After being sworn in Wednesday, McClinton scheduled special elections for February to fill those three seats, which Democrats have easily won in the past. She cited a 2004 precedent in which a top Republican had himself sworn in early to schedule an election to fill a sudden vacancy. (In that case, Republicans had a majority before and after the November election, and retained it even with the vacancy.)
Republican leaders said Wednesday that McClinton had no right to make the move despite the party’s Nov. 8 wins.
Democrats are admitting they only have 99 members by calling special elections yet they are also “creating internal confusion by simultaneously speciously alleging they have a fake, gerrymandered majority that has the authority to conduct the business of the House,” Republican Leader Bryan Cutler (R., Lancaster) said in a statement.
Before the last two-year session ended in November, Cutler — then serving as speaker of the state House — called a special election to fill one of the vacant Democratic seats.
However, the Pennsylvania Department of State told Cutler in a letter Wednesday that he lacked the legal authority to call an election in the 32nd House District, which was last represented by state Rep. Tony DeLuca (D., Allegheny) who died in early October.
The current fight over who has the power to call these special elections is leading up to an even bigger showdown on Jan. 3, when the new legislative session begins and lawmakers are sworn in.
On that day, lawmakers usually elect a new speaker, who has the power to moderate floor debate, call up bills for votes, name powerful committee chairs, and schedule special elections.
Democrats are expected to have 99 members to Republicans’ 101 on swearing-in day.
If 200 members are present, it will take 101 votes to name a new speaker (the position is elected by a simple majority of members who are in office and able to vote on any given day).

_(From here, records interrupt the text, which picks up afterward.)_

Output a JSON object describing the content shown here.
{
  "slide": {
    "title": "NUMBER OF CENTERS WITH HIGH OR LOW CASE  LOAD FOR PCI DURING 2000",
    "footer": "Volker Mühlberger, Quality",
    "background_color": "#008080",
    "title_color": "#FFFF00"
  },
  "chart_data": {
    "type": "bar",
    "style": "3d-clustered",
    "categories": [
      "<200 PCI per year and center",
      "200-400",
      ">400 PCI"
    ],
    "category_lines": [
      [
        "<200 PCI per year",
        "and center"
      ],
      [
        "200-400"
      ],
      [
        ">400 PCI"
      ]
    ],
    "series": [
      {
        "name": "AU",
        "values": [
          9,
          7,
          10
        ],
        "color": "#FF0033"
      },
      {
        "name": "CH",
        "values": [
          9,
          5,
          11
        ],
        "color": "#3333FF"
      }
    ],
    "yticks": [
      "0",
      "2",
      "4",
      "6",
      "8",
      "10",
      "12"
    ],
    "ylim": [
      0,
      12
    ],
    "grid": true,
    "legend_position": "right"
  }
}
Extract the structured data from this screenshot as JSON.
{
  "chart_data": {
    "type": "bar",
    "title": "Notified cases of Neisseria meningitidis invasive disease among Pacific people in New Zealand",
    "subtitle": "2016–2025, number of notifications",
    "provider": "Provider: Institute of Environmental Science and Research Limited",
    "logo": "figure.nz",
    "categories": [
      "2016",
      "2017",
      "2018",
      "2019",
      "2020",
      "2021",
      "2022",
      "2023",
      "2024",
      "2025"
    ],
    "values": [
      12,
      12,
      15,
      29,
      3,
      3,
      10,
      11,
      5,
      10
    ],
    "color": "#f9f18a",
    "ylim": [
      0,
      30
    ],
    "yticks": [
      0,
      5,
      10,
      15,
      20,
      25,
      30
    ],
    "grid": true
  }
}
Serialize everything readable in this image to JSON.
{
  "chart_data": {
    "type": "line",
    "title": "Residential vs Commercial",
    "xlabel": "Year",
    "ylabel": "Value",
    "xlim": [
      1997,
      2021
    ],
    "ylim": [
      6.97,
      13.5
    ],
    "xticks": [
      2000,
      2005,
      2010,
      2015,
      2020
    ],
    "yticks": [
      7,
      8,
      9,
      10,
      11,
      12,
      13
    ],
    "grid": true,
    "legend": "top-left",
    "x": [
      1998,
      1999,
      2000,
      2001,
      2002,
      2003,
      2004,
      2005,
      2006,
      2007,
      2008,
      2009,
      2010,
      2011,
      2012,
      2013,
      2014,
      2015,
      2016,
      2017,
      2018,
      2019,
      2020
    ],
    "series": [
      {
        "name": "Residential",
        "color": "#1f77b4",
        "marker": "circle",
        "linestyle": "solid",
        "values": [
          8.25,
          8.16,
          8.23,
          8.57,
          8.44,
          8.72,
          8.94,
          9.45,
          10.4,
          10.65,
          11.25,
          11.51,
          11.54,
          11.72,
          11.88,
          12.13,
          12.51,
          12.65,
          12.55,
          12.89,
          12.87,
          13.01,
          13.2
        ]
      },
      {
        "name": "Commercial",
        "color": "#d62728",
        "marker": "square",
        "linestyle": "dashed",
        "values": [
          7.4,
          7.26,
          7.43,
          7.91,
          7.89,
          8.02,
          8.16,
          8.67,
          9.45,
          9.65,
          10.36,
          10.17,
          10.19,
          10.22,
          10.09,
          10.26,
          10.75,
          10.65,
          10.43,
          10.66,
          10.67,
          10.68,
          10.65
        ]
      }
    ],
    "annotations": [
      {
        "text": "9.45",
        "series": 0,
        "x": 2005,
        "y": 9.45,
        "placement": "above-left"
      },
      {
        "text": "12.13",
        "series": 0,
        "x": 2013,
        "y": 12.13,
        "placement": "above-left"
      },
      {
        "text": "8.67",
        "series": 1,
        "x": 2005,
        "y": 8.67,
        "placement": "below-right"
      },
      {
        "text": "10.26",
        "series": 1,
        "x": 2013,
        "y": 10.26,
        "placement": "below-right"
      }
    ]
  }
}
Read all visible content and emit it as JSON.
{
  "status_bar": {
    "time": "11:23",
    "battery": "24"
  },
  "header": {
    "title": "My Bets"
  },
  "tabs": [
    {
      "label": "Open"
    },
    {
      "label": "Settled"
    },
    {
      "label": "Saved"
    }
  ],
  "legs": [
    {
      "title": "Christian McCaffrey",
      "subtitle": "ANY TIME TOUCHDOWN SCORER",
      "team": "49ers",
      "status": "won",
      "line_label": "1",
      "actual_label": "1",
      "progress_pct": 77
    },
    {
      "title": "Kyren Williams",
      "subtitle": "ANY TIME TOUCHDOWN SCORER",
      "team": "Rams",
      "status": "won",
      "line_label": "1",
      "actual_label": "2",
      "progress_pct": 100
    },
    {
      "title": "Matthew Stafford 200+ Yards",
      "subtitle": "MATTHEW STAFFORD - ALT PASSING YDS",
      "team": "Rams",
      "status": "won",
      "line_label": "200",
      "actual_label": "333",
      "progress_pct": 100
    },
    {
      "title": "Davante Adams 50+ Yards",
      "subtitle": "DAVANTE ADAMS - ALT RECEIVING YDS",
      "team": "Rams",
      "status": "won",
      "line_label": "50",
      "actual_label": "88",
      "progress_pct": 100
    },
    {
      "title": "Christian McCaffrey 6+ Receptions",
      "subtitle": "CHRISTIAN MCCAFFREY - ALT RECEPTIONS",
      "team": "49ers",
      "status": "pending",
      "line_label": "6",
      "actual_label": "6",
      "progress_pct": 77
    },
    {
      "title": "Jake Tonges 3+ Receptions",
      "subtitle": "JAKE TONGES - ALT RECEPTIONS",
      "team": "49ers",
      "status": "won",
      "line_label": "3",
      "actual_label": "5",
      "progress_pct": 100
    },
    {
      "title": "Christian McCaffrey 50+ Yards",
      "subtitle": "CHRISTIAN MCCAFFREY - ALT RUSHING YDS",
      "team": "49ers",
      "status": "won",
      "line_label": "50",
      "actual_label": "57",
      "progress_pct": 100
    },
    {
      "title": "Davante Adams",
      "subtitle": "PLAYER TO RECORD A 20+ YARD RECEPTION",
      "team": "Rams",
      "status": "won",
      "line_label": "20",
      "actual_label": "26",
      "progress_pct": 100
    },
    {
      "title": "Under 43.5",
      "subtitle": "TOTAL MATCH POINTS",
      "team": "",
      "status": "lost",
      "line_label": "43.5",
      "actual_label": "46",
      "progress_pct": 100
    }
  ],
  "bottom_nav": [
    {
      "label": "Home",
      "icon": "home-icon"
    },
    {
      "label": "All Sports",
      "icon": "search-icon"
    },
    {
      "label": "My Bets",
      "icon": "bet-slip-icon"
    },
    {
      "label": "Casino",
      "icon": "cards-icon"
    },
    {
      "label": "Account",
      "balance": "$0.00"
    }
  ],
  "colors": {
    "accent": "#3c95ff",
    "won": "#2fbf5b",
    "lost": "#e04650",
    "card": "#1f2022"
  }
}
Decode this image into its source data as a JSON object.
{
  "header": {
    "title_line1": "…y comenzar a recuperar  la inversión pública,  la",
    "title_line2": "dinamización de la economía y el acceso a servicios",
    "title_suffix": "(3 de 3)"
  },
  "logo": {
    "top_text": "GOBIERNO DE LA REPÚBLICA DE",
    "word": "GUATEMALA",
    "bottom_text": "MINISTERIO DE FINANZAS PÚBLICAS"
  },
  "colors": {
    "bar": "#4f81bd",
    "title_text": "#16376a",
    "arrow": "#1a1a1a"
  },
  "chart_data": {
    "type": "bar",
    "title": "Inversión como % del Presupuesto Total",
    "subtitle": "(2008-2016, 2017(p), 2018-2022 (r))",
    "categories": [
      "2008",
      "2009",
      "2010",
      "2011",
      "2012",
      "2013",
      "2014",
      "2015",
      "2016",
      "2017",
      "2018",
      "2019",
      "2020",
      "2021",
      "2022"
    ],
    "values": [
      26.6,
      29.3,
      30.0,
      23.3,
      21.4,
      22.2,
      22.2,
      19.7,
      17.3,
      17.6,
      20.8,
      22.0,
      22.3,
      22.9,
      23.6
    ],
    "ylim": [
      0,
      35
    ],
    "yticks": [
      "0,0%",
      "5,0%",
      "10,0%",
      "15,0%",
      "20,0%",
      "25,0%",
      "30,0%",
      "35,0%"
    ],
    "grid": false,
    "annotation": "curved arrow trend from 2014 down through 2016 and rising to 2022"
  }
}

That means Republicans have the numbers to elect their own speaker. However, it’s unclear who the party would offer as a candidate — Cutler has said it won’t be him.
Democrats have already agreed to make McClinton their speaker candidate, but in order for her to win the position, she will need to get at least two Republicans on board.
McClinton told reporters Wednesday that she was looking forward to getting support from Democrats and Republicans to officially become the next speaker to “respect the will of the voters of Pennsylvania.” She previously said she expects Republicans to cede their votes to her, as Democrats have done for GOP speaker candidates in the past when the party holds a majority.
If McClinton becomes speaker, she’d be the first woman to helm the institution in its 240-plus years.
The Pennsylvania legislature is currently not in session. Under the state constitution, a two-year session ends on Nov. 30 in the years when all state House lawmakers are on the ballot. A new session begins on the first Tuesday in January of the following year.
The month in between sessions is typically quiet. Lawmakers circulate memos seeking support for their legislation, outgoing lawmakers clean out their offices, and leaders engage in quiet negotiations over rules changes or other legislative miscellanea behind closed doors — far away from TV cameras and social media.
Capitol observers expected that the chamber’s close margin would necessitate compromise and bipartisanship.
Cutler and McClinton did meet on Monday to discuss how to proceed considering the tight margin, both parties said. McClinton told reporters Wednesday morning that the meeting was positive and productive, but that the sides could not work out an agreement.
She declined to go into further detail about the conversation.